As for the size of the fund, the pair agree it is a hefty sum, but are quick to point out that, in terms of the sector at large, it barely makes a dent.

“About $3bn (£2.3bn) went into just real estate tech last year,” says Greiwe. “That does not even include retail tech, hospitality tech, construction tech. If you added all those categories together, you are probably talking about somewhere between a $5bn-$10bn space in terms of venture capital invested per year. So Fifth Wall, while we are the largest in our category, represents a very small percentage of the total capital invested in this sector.

“As you can imagine, while it seems like an amazing opportunity to say: ‘Hey, I am investing in a company knowing that its revenue is going to double or triple in the very near term’, there is a lot of hard work that goes into structuring and engineering those deals,” adds Wallace. “So the short answer is yes, we think it is a large fund, but it needed to be.”

Eyes on the prize

Over a year on from those first negotiations, all eyes are now on Fifth Wall to see what it will back.

Around $80m has already been invested in companies, including software leasing platform VTS. As for what is next, anything goes.

“Based on where we are in the tech life cycle, I think everything is on the table right now,” says Greiwe.

“Anything from workplace as a service, which can encompass companies like WeWork, short-term rental companies, energy efficiency is obviously huge. And I think there are definitely opportunities in and around capital markets. Real estate capital markets are some of the largest in the world, so the fintech companies that are tackling that space are really compelling on the lending and insurance sides.”

As for the split between residential and commercial, Wallace says: “We look at both. I don’t think we have a specific target in mind. I would say, to date, our breakdown between commercial and residential has been about 50/50, not by design, but that is just the way it has played out as we have invested.

“But there really are huge opportunities in commercial,” he adds. “The dynamics of having these large corporates is quite obvious. When you have tens of millions of square feet that you can experiment on in our corporate LPs’ portfolios it makes it a lot easier to scale businesses, like VTS, for example.”

Where to now?

The next step will eventually be to launch another, potentially even bigger, fund and there is growing interest in investing outside the US.

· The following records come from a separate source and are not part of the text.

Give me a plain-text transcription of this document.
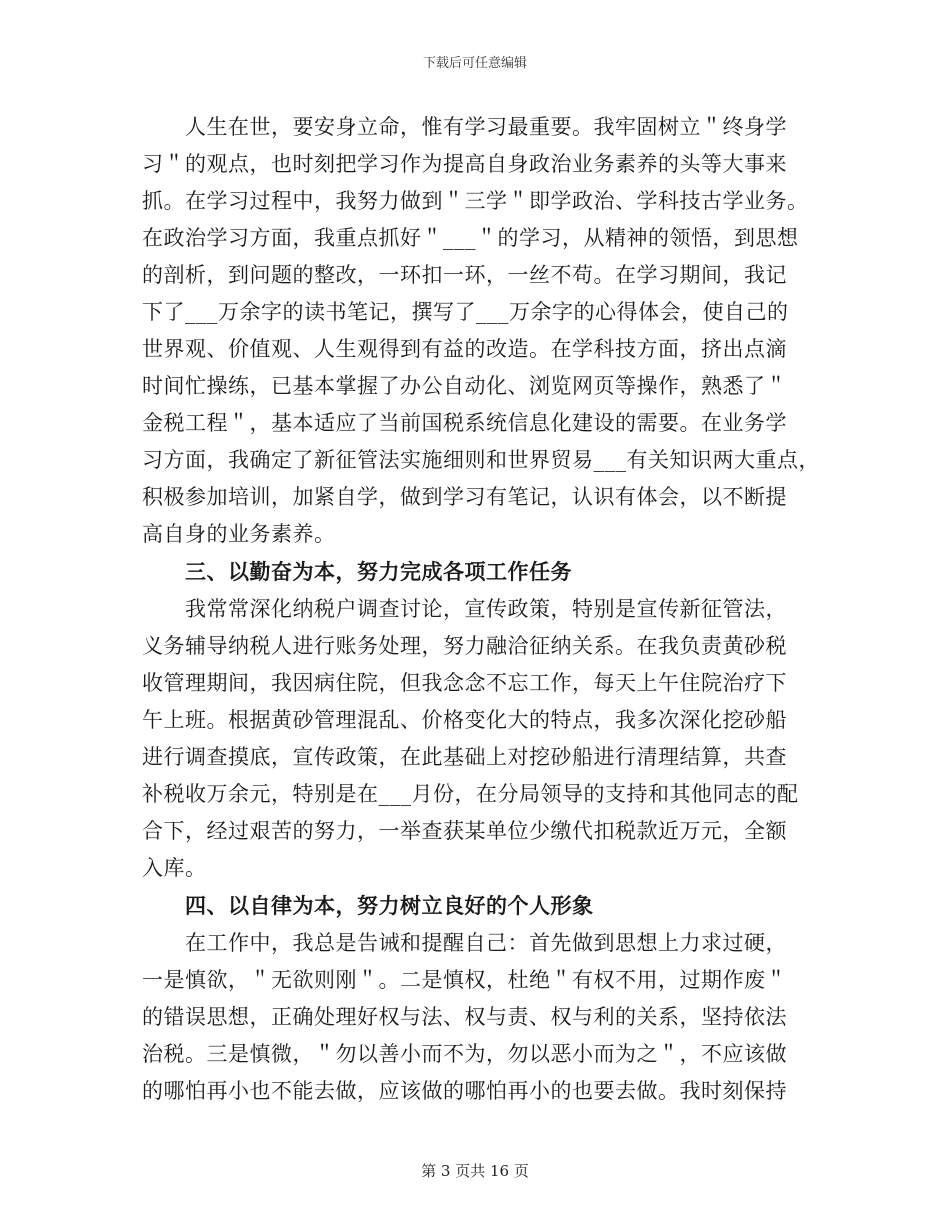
下载后可任意编辑
人生在世，要安身立命，惟有学习最重要。我牢固树立＂终身学
习＂的观点，也时刻把学习作为提高自身政治业务素养的头等大事来
抓。在学习过程中，我努力做到＂三学＂即学政治、学科技古学业务。
在政治学习方面，我重点抓好＂___＂的学习，从精神的领悟，到思想
的剖析，到问题的整改，一环扣一环，一丝不苟。在学习期间，我记
下了___万余字的读书笔记，撰写了___万余字的心得体会，使自己的
世界观、价值观、人生观得到有益的改造。在学科技方面，挤出点滴
时间忙操练，已基本掌握了办公自动化、浏览网页等操作，熟悉了＂
金税工程＂，基本适应了当前国税系统信息化建设的需要。在业务学
习方面，我确定了新征管法实施细则和世界贸易___有关知识两大重点，
积极参加培训，加紧自学，做到学习有笔记，认识有体会，以不断提
高自身的业务素养。
三、以勤奋为本，努力完成各项工作任务
我常常深化纳税户调查讨论，宣传政策，特别是宣传新征管法，
义务辅导纳税人进行账务处理，努力融洽征纳关系。在我负责黄砂税
收管理期间，我因病住院，但我念念不忘工作，每天上午住院治疗下
午上班。根据黄砂管理混乱、价格变化大的特点，我多次深化挖砂船
进行调查摸底，宣传政策，在此基础上对挖砂船进行清理结算，共查
补税收万余元，特别是在___月份，在分局领导的支持和其他同志的配
合下，经过艰苦的努力，一举查获某单位少缴代扣税款近万元，全额
入库。
四、以自律为本，努力树立良好的个人形象
在工作中，我总是告诫和提醒自己：首先做到思想上力求过硬，
一是慎欲，＂无欲则刚＂。二是慎权，杜绝＂有权不用，过期作废＂
的错误思想，正确处理好权与法、权与责、权与利的关系，坚持依法
治税。三是慎微，＂勿以善小而不为，勿以恶小而为之＂，不应该做
的哪怕再小也不能去做，应该做的哪怕再小的也要去做。我时刻保持
第 3 页共 16 页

“We are looking at a couple of European technology companies right now,” says Wallace. “There is probably more innovation in the US as it relates to real estate tech, but we are actually seeing a lot of really interesting opportunities abroad, both from Europe and Asia.

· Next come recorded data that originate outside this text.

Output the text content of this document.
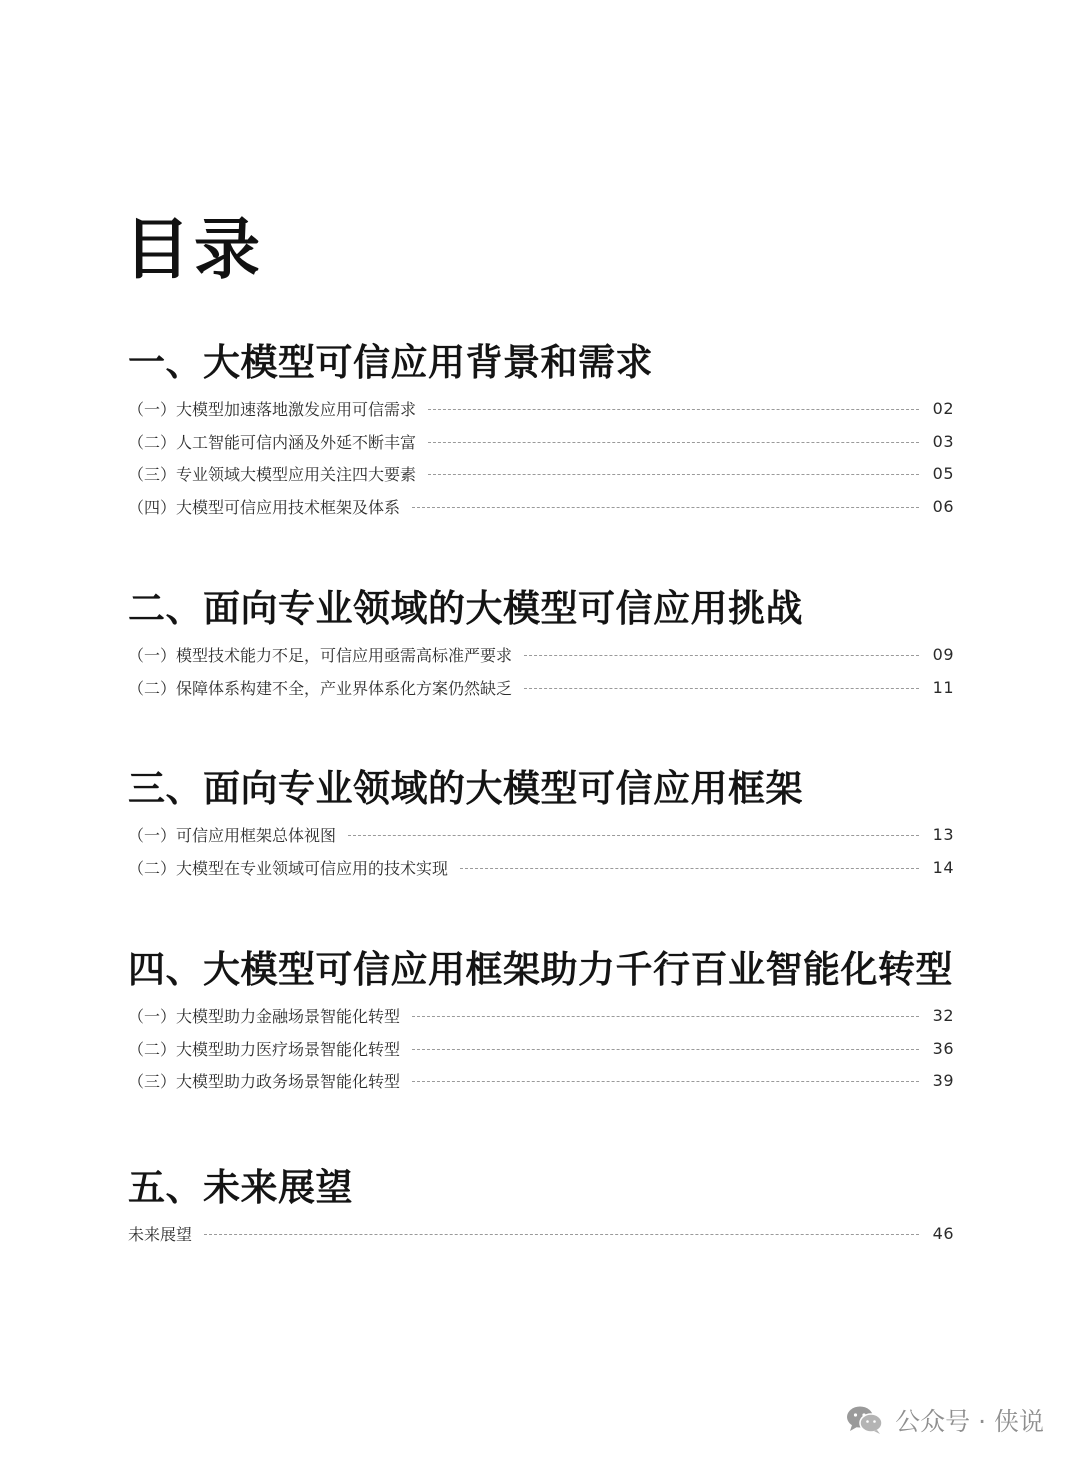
目录
一、大模型可信应用背景和需求
（一）大模型加速落地激发应用可信需求	02
（二）人工智能可信内涵及外延不断丰富	03
（三）专业领域大模型应用关注四大要素	05
（四）大模型可信应用技术框架及体系	06
二、面向专业领域的大模型可信应用挑战
（一）模型技术能力不足，可信应用亟需高标准严要求	09
（二）保障体系构建不全，产业界体系化方案仍然缺乏	11
三、面向专业领域的大模型可信应用框架
（一）可信应用框架总体视图	13
（二）大模型在专业领域可信应用的技术实现	14
四、大模型可信应用框架助力千行百业智能化转型
（一）大模型助力金融场景智能化转型	32
（二）大模型助力医疗场景智能化转型	36
（三）大模型助力政务场景智能化转型	39
五、未来展望
未来展望	46
公众号 · 侠说
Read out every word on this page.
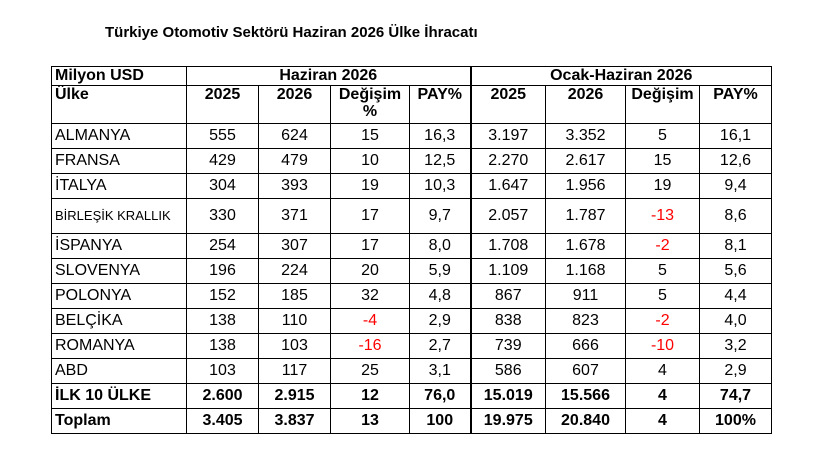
Türkiye Otomotiv Sektörü Haziran 2026 Ülke İhracatı
Milyon USD	Haziran 2026				Ocak-Haziran 2026			
Ülke	2025	2026	Değişim %	PAY%	2025	2026	Değişim	PAY%
ALMANYA	555	624	15	16,3	3.197	3.352	5	16,1
FRANSA	429	479	10	12,5	2.270	2.617	15	12,6
İTALYA	304	393	19	10,3	1.647	1.956	19	9,4
BİRLEŞİK KRALLIK	330	371	17	9,7	2.057	1.787	-13	8,6
İSPANYA	254	307	17	8,0	1.708	1.678	-2	8,1
SLOVENYA	196	224	20	5,9	1.109	1.168	5	5,6
POLONYA	152	185	32	4,8	867	911	5	4,4
BELÇİKA	138	110	-4	2,9	838	823	-2	4,0
ROMANYA	138	103	-16	2,7	739	666	-10	3,2
ABD	103	117	25	3,1	586	607	4	2,9
İLK 10 ÜLKE	2.600	2.915	12	76,0	15.019	15.566	4	74,7
Toplam	3.405	3.837	13	100	19.975	20.840	4	100%
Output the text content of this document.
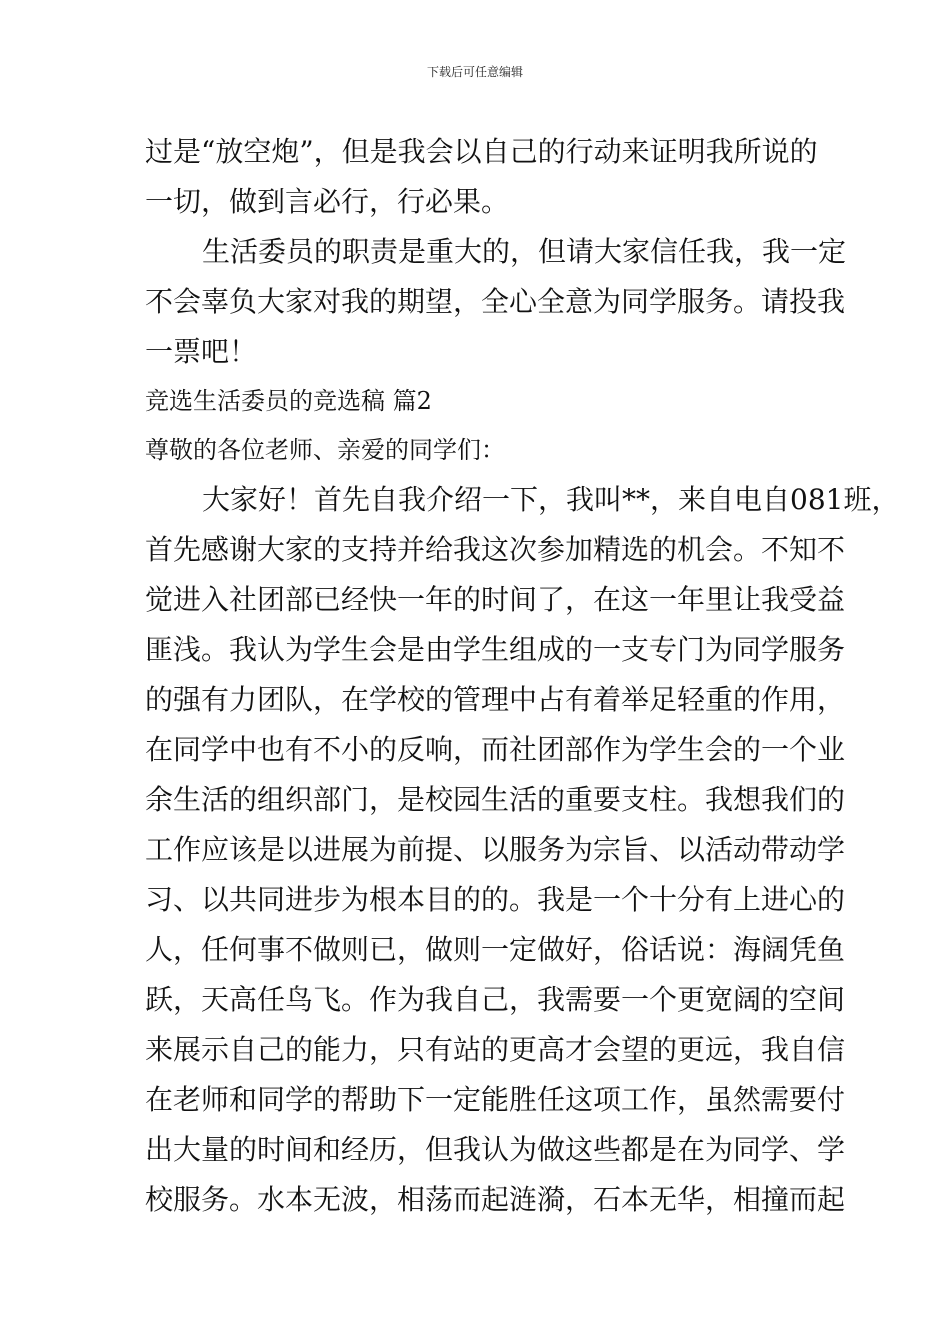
下载后可任意编辑
过是“放空炮”，但是我会以自己的行动来证明我所说的
一切，做到言必行，行必果。
生活委员的职责是重大的，但请大家信任我，我一定
不会辜负大家对我的期望，全心全意为同学服务。请投我
一票吧！
竞选生活委员的竞选稿 篇2
尊敬的各位老师、亲爱的同学们：
大家好！首先自我介绍一下，我叫**，来自电自081班，
首先感谢大家的支持并给我这次参加精选的机会。不知不
觉进入社团部已经快一年的时间了，在这一年里让我受益
匪浅。我认为学生会是由学生组成的一支专门为同学服务
的强有力团队，在学校的管理中占有着举足轻重的作用，
在同学中也有不小的反响，而社团部作为学生会的一个业
余生活的组织部门，是校园生活的重要支柱。我想我们的
工作应该是以进展为前提、以服务为宗旨、以活动带动学
习、以共同进步为根本目的的。我是一个十分有上进心的
人，任何事不做则已，做则一定做好，俗话说：海阔凭鱼
跃，天高任鸟飞。作为我自己，我需要一个更宽阔的空间
来展示自己的能力，只有站的更高才会望的更远，我自信
在老师和同学的帮助下一定能胜任这项工作，虽然需要付
出大量的时间和经历，但我认为做这些都是在为同学、学
校服务。水本无波，相荡而起涟漪，石本无华，相撞而起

“In terms of what that means for the Fifth Wall franchise going forward, maybe that means we launch a separate fund focused on European corporate LPs and European companies. Maybe it means we do it in the same fund.

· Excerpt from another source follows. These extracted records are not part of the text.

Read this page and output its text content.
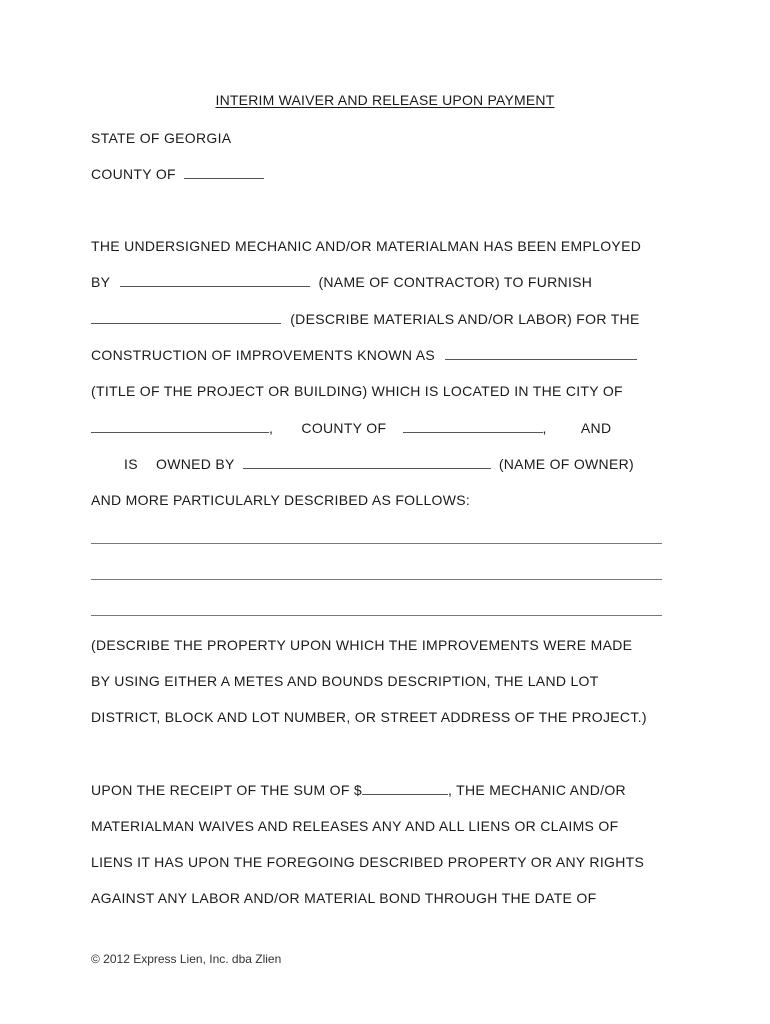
INTERIM WAIVER AND RELEASE UPON PAYMENT
STATE OF GEORGIA
COUNTY OF
THE UNDERSIGNED MECHANIC AND/OR MATERIALMAN HAS BEEN EMPLOYED
BY	(NAME OF CONTRACTOR) TO FURNISH
(DESCRIBE MATERIALS AND/OR LABOR) FOR THE
CONSTRUCTION OF IMPROVEMENTS KNOWN AS
(TITLE OF THE PROJECT OR BUILDING) WHICH IS LOCATED IN THE CITY OF
, COUNTY OF	, AND
IS OWNED BY	(NAME OF OWNER)
AND MORE PARTICULARLY DESCRIBED AS FOLLOWS:
(DESCRIBE THE PROPERTY UPON WHICH THE IMPROVEMENTS WERE MADE
BY USING EITHER A METES AND BOUNDS DESCRIPTION, THE LAND LOT
DISTRICT, BLOCK AND LOT NUMBER, OR STREET ADDRESS OF THE PROJECT.)
UPON THE RECEIPT OF THE SUM OF $	, THE MECHANIC AND/OR
MATERIALMAN WAIVES AND RELEASES ANY AND ALL LIENS OR CLAIMS OF
LIENS IT HAS UPON THE FOREGOING DESCRIBED PROPERTY OR ANY RIGHTS
AGAINST ANY LABOR AND/OR MATERIAL BOND THROUGH THE DATE OF
© 2012 Express Lien, Inc. dba Zlien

He adds: “I don’t think we have a strong view on that yet but from an investment perspective and from a capital-raising perspective, probably about a quarter of our existing capital is international LPs, some of which have quite a bit of real estate.

“I expect a decent percentage, probably somewhere between 15-20%, of our first fund will be allocated to international companies, probably primarily in Europe.”

Greiwe adds: “That interest and exposure will only grow over time. Obviously, the anchors in our LP base today have significant international real estate exposure, so I think we would be doing ourselves a disservice if we were only focused on innovating in and around the US because we need to provide technology solutions that have applicability across the globe.

“So we are definitely interested in what is going on in Europe. And I think London is the most important city, at least in terms of providing an ability for technology companies, especially technology companies in the US, to have access to the European market.

“We have already seen that happen with one of our portfolio companies, VTS, which has had a significant amount of success opening an office and operating it out of London.”

Just over three months ago, no one had even heard of Fifth Wall. Now there are plans for a second fund, international expansion and, of course, that all-important guarantee cementing the entire fund – a double or tripling of revenue within 18 months on every company it invests in.